Gaza ceasefire chances slim as Cairo talks end

Gaza ceasefire chances slim as Cairo talks end

CAIRO: Prospects for a Gaza ceasefire appeared slim on Sunday as Hamas reiterated its demand for an end to the attacks in exchange for the freeing of hostages, and Israeli Prime Minister Benjamin Netanyahu flatly ruled that out, with the two sides blaming each other for the impasse.

In their second round of truce talks with Egyptian and Qatari mediators that ended here in Cairo on Sunday, Hamas negotiators maintained their stance that any truce agreement must end the war.

A Hamas official told AFP that the group’s negotiators in Cairo were leaving for Doha on Sunday after talks ended in the Egyptian capital, part of mediation efforts towards a truce in Gaza. On the other hand, CIA director Bill Burns is also expected in Doha, where he would meet with Qatar’s prime minister to discuss mediation in the Gaza war, a source with knowledge of the talks disclosed.

While French President Emmanuel Macron earlier urged Israeli Prime Minister Benjamin Netanyahu in a telephone talk to reach a deal in negotiations with the Palestinian group on ceasefire, the latter did not show willingness. Netanyahu reiterated Israel’s aim since the start of the war nearly seven months ago: to disarm and dismantle Hamas for good.

Israeli police raid Al Jazeera office after shutdown order; CIA, Hamas officials due

The Israeli prime minister said Tel Aviv was willing to only “pause” fighting in Gaza in order to secure the release of Israeli prisoners still being held by Hamas, believed to number more than 130. He blamed Hamas for remaining entrenched in its extreme positions.

Reacting to Netanyahu’s statement, Hamas chief Ismail Haniyeh said the group was still keen on reaching a comprehensive ceasefire that ends the Israeli aggression, guarantees Israel’s withdrawal from Gaza, and achieves a serious deal to free Israeli prisoners in exchange for the release of Palestinian prisoners. He also blamed Netanyahu for the continuation of the aggression and the expansion of the circle of conflict, and sabotaging the efforts made through the mediators and various parties.

More than 250 Hezbollah members and 75 civilians have been killed in Israeli strikes on Lebanon since October 7 Hamas attack on Israel, security sources there say.

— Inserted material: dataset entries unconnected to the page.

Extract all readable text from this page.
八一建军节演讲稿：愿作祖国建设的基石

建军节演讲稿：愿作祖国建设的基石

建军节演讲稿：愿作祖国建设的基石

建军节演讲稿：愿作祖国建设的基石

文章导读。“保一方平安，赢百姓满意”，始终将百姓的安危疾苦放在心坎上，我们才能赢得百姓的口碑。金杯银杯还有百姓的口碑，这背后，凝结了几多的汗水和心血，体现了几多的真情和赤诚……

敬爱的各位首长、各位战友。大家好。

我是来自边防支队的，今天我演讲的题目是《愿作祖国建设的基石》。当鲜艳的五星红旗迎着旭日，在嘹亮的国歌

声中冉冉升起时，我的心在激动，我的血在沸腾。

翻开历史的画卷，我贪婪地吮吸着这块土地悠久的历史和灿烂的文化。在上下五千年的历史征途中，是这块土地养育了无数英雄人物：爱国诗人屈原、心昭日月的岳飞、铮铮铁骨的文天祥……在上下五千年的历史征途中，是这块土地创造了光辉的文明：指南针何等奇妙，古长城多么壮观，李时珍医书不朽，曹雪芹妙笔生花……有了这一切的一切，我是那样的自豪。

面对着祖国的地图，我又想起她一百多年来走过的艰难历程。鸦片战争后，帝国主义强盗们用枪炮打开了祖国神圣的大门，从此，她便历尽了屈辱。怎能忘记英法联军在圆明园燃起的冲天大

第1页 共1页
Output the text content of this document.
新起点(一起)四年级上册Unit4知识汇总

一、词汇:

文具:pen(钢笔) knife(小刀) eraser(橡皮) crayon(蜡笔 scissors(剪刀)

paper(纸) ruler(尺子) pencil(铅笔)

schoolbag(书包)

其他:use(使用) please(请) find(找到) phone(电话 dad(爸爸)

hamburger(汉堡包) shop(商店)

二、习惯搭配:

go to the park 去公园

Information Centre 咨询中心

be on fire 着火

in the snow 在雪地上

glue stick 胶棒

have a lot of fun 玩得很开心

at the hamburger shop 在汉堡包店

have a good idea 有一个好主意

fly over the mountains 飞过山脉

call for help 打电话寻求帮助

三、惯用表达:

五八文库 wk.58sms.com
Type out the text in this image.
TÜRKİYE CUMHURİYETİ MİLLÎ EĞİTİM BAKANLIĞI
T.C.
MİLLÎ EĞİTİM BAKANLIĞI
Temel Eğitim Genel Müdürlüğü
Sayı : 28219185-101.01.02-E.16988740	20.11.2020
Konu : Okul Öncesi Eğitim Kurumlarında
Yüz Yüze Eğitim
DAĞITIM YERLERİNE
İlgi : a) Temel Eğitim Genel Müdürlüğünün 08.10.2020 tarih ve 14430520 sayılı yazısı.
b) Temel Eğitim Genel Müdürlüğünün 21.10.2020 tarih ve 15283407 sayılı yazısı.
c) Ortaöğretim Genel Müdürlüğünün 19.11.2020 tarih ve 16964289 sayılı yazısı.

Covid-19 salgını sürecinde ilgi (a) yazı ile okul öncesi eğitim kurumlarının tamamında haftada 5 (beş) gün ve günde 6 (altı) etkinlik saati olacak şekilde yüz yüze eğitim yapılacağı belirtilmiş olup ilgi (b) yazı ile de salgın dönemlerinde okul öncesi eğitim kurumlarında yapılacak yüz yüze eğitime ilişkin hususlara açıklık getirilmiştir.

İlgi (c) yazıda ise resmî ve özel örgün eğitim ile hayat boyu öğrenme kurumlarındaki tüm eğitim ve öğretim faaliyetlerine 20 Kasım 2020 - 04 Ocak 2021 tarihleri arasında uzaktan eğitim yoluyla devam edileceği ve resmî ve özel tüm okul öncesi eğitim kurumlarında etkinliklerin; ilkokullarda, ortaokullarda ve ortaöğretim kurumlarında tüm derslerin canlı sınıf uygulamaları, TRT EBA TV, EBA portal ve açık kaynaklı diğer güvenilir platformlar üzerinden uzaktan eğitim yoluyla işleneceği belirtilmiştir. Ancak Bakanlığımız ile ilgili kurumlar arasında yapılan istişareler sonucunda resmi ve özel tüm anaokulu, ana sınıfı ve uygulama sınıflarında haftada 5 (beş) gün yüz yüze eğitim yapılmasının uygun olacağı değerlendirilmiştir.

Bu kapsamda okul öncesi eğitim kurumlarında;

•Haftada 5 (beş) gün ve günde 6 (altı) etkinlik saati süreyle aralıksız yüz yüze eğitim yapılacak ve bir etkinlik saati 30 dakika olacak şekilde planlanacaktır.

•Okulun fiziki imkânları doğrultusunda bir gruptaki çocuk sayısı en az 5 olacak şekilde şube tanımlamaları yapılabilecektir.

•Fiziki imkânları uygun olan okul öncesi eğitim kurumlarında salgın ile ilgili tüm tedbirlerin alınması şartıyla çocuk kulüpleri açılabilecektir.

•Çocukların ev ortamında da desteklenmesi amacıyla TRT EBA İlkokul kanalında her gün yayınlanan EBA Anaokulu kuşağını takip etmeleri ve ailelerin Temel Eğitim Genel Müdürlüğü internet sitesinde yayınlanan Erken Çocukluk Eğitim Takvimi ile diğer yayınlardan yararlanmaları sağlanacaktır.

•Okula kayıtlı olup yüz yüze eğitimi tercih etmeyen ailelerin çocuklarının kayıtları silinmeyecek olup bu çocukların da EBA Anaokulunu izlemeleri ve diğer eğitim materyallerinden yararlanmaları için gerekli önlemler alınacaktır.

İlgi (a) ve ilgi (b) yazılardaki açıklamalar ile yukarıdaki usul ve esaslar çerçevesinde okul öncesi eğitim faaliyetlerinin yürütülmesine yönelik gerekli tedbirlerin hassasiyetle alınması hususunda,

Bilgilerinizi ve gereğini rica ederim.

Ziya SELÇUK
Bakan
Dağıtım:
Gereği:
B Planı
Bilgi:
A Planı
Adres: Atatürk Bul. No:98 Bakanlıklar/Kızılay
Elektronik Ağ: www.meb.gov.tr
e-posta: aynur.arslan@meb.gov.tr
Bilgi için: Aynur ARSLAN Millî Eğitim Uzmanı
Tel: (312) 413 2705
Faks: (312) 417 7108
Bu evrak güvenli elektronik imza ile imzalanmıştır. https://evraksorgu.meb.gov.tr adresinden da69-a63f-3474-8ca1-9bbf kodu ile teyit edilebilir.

In Israel, missile fire coming from Lebanon has killed around a dozen Israeli troops and several civilians, Israeli sources say.

More than 34,600 Palestinians have been killed, 29 of them in the past 24 hours, and more than 77,000 have been wounded in Israel’s assault, according to Gaza’s health ministry.

Al Jazeera shutdown

Israeli police raided a Jerusalem hotel room used by Al Jazeera as its de facto office on Sunday following a government decision to shut down the Qatari-owned TV station’s local operations, an Israeli official and an Al Jazeera source said.

Video circulated online showed plainclothes officers dismantling camera equipment in a hotel room. The Al Jazeera source said the hotel was in East Jerusalem.

Prime Minister Benjamin Netanyahu’s cabinet shut down the network for as long as the war in Gaza continues, claiming “Qatari television network threatens national security”.

Al Jazeera called the move a criminal action and rejected the accusation the network threatened Israeli security as a dangerous and ridiculous lie that puts its journalists at risk. It said that it reserved the right to pursue every legal step.

The network has been critical of Israel’s military operation in Gaza.